We lose a piece of our soul, but gain something, too
At this point, it feels a bit awkward adding one's voice to the chorus of praises for Bob Frisk.
The newspaper has editorialized about his 50-year career covering high school sports here. Most of our sports writers have reflected on how special he is to them and to the paper. An entire classic basketball game was revived in his honor, for crying out loud, and we've even renamed for him one of the top honors given in local high school sports - the Bob Frisk Paddock Cup and Trophy awarded yearly to the Mid-Suburban League's top boys and girls athletic programs.
He won't benefit from my impotent addendum.
And yet ...
And yet ...
And yet, you might.
The past week has brought a flurry of notable departures from the media. Steve Dahl, a Chicago broadcast icon, slipped out the back door - figuratively, if not literally - of local radio. WGN Radio's Spike O'Dell will depart with a flourish Friday from the Arlington Heights stage of the Metropolis Performing Arts Centre. And then there's Bob.
His name doesn't have nearly the reach of the other Chicago media celebrities, and I suspect he doesn't want it to.
In 50 years of writing a sports column, he certainly has mentioned himself, his family and other personal issues, but his work was never about himself. It was always about celebrating the spirit of achievement in others - in fact, in young men and women of a generation far removed from his own, in years if not in interests.

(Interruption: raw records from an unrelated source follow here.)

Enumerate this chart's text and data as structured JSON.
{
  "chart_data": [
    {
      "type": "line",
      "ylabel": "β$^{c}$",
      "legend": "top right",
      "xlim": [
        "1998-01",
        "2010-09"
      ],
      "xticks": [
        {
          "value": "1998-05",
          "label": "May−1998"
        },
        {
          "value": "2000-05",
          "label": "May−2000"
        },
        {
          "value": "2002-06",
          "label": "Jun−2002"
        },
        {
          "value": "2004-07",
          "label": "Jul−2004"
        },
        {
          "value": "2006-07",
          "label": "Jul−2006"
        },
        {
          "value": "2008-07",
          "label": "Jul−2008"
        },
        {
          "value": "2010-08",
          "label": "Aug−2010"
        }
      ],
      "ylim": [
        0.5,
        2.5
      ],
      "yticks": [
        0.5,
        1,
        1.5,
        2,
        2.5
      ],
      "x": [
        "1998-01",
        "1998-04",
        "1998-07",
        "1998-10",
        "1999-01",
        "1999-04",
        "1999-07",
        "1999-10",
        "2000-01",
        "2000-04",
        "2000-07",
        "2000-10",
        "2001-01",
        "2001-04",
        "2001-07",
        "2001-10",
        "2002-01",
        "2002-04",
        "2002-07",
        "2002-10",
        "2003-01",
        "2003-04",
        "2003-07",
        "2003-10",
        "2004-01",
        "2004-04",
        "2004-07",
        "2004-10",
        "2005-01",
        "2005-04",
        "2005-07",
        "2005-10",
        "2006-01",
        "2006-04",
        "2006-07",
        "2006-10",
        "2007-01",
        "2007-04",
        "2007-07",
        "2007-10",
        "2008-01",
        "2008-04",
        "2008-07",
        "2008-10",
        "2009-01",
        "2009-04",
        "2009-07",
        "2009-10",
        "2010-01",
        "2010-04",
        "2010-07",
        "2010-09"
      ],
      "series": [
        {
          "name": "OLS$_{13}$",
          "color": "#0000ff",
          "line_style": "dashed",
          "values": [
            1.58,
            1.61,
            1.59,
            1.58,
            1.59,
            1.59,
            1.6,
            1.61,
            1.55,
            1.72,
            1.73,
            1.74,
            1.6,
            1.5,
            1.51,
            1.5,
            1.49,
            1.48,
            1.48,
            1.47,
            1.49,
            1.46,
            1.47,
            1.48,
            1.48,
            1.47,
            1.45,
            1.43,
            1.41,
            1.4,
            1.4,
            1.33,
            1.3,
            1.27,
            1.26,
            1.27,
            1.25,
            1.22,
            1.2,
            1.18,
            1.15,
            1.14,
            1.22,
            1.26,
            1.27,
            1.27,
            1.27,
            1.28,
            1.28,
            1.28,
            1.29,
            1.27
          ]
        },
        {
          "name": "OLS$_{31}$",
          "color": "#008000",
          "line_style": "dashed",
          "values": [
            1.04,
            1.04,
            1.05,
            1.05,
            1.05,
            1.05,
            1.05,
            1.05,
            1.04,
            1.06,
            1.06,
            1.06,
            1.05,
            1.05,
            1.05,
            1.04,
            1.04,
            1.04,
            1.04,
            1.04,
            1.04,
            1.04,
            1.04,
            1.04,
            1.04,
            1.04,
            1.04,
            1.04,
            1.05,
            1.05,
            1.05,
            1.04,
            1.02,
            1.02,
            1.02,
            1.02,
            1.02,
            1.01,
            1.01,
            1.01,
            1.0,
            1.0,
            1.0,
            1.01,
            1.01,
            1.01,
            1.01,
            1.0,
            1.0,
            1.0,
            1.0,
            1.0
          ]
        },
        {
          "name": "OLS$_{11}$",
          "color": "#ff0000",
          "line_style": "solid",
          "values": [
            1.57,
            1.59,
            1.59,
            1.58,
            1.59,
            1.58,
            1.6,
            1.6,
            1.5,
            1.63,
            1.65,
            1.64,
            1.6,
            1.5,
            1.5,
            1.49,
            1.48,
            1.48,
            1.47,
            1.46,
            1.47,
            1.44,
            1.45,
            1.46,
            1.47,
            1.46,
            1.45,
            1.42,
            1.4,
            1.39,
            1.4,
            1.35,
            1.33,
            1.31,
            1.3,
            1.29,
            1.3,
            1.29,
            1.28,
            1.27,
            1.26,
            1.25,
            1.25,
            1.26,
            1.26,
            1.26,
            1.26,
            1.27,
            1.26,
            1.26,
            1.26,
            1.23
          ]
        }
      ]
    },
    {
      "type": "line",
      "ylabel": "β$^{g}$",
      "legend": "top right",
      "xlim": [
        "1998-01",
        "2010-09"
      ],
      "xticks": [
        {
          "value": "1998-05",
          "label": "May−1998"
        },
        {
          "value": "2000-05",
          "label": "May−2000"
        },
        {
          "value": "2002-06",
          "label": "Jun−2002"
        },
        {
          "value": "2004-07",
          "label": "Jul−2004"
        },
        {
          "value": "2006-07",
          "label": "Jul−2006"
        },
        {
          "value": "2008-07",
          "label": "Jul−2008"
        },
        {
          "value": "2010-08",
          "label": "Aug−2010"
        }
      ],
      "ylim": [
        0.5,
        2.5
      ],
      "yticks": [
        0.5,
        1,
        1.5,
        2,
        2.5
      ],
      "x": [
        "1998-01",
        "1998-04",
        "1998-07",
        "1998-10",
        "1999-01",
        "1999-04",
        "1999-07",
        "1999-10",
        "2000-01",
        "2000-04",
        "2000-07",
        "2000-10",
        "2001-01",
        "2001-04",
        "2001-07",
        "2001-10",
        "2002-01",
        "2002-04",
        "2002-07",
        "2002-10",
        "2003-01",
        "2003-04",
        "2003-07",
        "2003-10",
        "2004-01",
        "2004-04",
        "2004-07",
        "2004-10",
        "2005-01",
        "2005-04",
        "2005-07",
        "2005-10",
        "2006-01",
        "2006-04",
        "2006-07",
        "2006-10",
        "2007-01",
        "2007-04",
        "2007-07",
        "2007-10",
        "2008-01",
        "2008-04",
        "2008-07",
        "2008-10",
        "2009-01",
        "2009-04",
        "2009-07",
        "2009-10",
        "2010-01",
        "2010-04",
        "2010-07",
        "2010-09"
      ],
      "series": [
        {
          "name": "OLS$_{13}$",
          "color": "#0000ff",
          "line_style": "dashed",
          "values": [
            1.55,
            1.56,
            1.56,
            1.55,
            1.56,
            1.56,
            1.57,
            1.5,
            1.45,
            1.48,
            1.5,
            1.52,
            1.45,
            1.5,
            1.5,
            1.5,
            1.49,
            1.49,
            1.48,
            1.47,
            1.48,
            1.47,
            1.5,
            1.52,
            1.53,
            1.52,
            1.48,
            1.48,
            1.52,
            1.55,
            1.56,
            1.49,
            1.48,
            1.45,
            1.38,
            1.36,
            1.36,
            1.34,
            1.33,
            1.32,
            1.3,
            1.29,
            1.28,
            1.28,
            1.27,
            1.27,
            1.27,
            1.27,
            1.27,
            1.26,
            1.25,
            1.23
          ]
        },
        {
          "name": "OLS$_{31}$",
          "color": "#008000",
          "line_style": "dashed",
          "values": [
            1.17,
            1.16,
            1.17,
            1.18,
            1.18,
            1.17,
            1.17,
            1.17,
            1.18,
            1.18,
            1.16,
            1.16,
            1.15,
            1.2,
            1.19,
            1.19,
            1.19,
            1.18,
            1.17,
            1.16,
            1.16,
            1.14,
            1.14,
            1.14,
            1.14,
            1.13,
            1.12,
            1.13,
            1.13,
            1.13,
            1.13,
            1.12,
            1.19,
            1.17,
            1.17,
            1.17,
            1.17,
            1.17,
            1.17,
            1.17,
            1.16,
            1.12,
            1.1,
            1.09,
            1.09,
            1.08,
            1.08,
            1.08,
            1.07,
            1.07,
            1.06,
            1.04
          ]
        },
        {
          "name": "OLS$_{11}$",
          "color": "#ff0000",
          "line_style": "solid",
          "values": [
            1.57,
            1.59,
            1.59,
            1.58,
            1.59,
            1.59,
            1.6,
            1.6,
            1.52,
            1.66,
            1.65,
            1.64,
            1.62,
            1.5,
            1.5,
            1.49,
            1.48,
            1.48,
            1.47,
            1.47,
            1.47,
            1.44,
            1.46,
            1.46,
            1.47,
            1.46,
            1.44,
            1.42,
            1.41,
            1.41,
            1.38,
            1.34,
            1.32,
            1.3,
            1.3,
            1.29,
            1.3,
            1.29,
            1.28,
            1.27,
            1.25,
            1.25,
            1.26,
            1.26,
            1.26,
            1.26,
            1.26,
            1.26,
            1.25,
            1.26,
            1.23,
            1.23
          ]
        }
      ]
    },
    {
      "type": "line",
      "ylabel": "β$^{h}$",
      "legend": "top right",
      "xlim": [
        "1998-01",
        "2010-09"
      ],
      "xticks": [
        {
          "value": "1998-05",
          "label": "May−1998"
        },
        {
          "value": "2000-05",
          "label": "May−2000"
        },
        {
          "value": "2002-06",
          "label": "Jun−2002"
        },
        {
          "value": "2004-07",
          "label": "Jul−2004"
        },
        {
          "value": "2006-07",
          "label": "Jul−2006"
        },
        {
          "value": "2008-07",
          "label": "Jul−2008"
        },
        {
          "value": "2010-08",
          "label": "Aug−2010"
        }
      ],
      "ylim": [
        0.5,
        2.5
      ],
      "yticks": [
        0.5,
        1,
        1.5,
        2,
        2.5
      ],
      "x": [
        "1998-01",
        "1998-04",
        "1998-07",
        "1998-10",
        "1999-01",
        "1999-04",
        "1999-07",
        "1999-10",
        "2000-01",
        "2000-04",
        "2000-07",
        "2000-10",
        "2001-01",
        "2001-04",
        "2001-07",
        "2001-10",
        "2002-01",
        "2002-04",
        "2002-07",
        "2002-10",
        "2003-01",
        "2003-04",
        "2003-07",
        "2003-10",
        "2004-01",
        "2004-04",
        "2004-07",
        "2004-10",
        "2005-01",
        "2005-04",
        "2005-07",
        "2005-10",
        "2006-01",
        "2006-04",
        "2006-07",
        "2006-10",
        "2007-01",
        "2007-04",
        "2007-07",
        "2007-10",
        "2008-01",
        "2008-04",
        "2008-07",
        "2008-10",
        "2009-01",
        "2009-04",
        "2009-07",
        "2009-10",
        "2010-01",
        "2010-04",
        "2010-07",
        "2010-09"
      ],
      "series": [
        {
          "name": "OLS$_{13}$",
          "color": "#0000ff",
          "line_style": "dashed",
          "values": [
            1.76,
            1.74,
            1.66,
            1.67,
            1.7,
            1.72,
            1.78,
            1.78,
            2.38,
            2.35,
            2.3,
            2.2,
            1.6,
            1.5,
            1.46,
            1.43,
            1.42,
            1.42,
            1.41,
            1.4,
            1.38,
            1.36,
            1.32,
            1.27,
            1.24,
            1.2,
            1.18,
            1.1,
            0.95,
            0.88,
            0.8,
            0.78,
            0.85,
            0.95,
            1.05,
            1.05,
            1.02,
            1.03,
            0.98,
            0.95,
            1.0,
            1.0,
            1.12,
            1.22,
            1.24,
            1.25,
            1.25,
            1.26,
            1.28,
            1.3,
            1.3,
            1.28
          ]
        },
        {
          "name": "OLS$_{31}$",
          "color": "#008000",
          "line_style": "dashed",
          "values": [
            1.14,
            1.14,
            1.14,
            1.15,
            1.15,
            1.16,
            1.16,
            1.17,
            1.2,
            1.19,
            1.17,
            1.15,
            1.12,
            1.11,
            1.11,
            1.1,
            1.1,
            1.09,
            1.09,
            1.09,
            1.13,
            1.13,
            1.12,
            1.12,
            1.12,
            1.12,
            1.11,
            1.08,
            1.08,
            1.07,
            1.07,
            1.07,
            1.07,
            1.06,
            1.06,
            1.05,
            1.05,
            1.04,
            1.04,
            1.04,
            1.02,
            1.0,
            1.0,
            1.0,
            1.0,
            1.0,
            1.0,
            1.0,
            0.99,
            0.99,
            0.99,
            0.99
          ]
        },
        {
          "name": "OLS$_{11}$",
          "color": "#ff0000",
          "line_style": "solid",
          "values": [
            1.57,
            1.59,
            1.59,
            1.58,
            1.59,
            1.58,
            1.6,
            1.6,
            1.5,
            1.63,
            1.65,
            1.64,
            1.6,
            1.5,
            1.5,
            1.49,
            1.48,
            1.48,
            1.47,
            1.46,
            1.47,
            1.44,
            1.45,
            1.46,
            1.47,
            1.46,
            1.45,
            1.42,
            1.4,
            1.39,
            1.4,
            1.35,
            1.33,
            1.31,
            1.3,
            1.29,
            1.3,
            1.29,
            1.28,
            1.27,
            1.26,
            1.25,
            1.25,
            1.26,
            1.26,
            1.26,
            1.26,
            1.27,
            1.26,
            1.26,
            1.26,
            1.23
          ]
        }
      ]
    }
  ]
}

We may think a lot of good things when we reflect on what Dahl or O'Dell or any of many other big-name Chicagoans have brought to our lives, but Frisk has given us a legacy that is singularly his.
Decency.
In Bob's case, the significance of that contribution is usually referenced against the backdrop of professional athletes, a group with whom the term decency does not readily come to mind. But this week, as I contemplated the long, cold shower I would need after an arduous day of reading the charges of criminal lust and greed against my governor, it occurred to me how important Bob's contribution is in areas well beyond a sports arena.
We all strive for things of apparent value in life - for money, for recognition, for challenges, for love and friendships - and sports is nothing if not the embodiment of the human quest to achieve goals. But Bob's character and his career have been constant reminders to me of what it means to keep those goals in perspective and how that perspective enriches a life.
It's a perspective that, when we talk about being a community newspaper, the Daily Herald constantly aspires to. I suspect that's one reason you've read so much about Bob from so many of us lately. We yearn for what he is, what he has. We long for our newspaper to be that also.
As individuals, we know we have a long way to go to achieve his standards of decency, honor and pure class. As a newspaper, we despair, too, that we are diminished by his leaving. He takes with him a bit of our heart and our soul and much of what makes us us.
But he also leaves some of his own heart and soul behind. They have become intrinsic to our identity, now permanently part of what makes us who we will be.
We've said and done a lot to honor Bob the past few weeks and months. Our most meaningful honor, though, won't be through the torrent of words we pour out about him. It will come in the months and years ahead through our own commitment to enlarge upon what he has left us.